How Electronic Noses Find Emerald Ash Borers

Sarah Farmer
Southern Research Station
July 31st, 2020 at 6:57AM
A picture of a n-nose research tool that looks somewhat like a bread-maker.
Wilson used a dual technology e-nose system for the laboratory component of the study. Although it might look like a bread-maker, the device is an incredibly powerful research tool. (Photo Credit: Dan Wilson, USDA Forest Service)

Electronic noses, specialized machines that can be hand-held devices or for laboratory use, can detect emerald ash borer larvae while ash trees are still alive and before signs of insect infestations appear--as USDA Forest Service research shows.

“E-noses can detect emerald ash borer infestations early, when control treatments are most effective,” says Forest Service scientist Dan Wilson. “The e-nose technique would also be very useful in quarantine efforts.” Wilson led a study on the subject, which was published in the journal Biosensors.

Over the past 25 years, the emerald ash borer or EAB has killed at least tens of millions of ash trees in the U.S., attacking all species of ash, including white ash, green ash, and black ash.

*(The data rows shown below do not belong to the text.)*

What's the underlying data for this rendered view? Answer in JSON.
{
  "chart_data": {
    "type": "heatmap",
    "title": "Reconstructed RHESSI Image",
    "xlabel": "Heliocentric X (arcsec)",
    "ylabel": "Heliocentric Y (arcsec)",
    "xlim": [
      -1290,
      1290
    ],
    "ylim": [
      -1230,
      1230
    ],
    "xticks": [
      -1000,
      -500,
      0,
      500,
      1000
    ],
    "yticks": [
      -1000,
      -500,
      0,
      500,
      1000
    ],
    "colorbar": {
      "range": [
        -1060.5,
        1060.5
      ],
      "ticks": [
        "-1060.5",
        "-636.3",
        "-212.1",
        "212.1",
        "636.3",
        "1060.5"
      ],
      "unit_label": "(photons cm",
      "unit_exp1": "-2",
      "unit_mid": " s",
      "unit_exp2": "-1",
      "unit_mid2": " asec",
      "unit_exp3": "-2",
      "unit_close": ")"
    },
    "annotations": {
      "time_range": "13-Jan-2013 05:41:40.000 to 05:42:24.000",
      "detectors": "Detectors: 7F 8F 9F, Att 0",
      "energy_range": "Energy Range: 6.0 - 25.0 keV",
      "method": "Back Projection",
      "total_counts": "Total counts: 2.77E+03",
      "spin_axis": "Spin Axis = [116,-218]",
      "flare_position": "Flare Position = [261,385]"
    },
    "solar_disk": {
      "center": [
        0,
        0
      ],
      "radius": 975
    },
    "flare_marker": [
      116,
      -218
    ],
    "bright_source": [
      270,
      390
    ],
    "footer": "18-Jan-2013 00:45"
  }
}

Infested trees are stressed – branches die, bark splits, and epicormic branches sprout. On the tree-rating scale that Wilson and his team used, these stress signals would put a tree in a decline class of 3 or 4. The scale ends at class 5, when the tree is dead.

Long before stress is visible, the tree’s smellprint is profoundly altered. Smellprints are distinctive e-nose response patterns to volatile organic compounds or VOCs.

A picture of an urban area with many trees lining both sides of a street with many houses on both sides.
Emerald ash borers have killed billions of ash trees. Since 2009, municipalities and homeowners in the U.S. have spent more than $10 billion to treat or replace 45 percent of the ash trees in urban areas. (Photo Credit: T. David Syndor, Ohio State University, courtesy of Bugwood.org).

Even though EAB larvae only tunnel shallowly into the sapwood, they cause significant damage that changes the physiology of the entire tree. The damage changes the sapwood VOCs released, and consequently, changes the tree’s smellprint.

“Trees that are infested with EAB should be marked for immediate harvest unless control treatments will be applied,” says Wilson. “Immediate harvest of infested trees would preserve the monetary value of the lumber by avoiding damage from secondary insect borers, wood-decaying fungi, and other decomposers.” The early harvest of infested trees could also help slow the spread of EAB.

One of the most important prevention strategies is to not move firewood.

Ash samples for the study came from a green ash plantation in Arkansas. Benjamin Babst and Mohammad Bataineh collected 86 samples, which were frozen and shipped to Wilson’s lab at the Center for Bottomland Hardwoods Research.

Wilson and his team used a dual-technology e-nose, which combines sensor arrays with the power of gas chromatography for chemical detection. “E-noses have revolutionized the discipline of pathology,” says Wilson, who has published extensively on using e-noses to detect disease in plants, animals, and humans.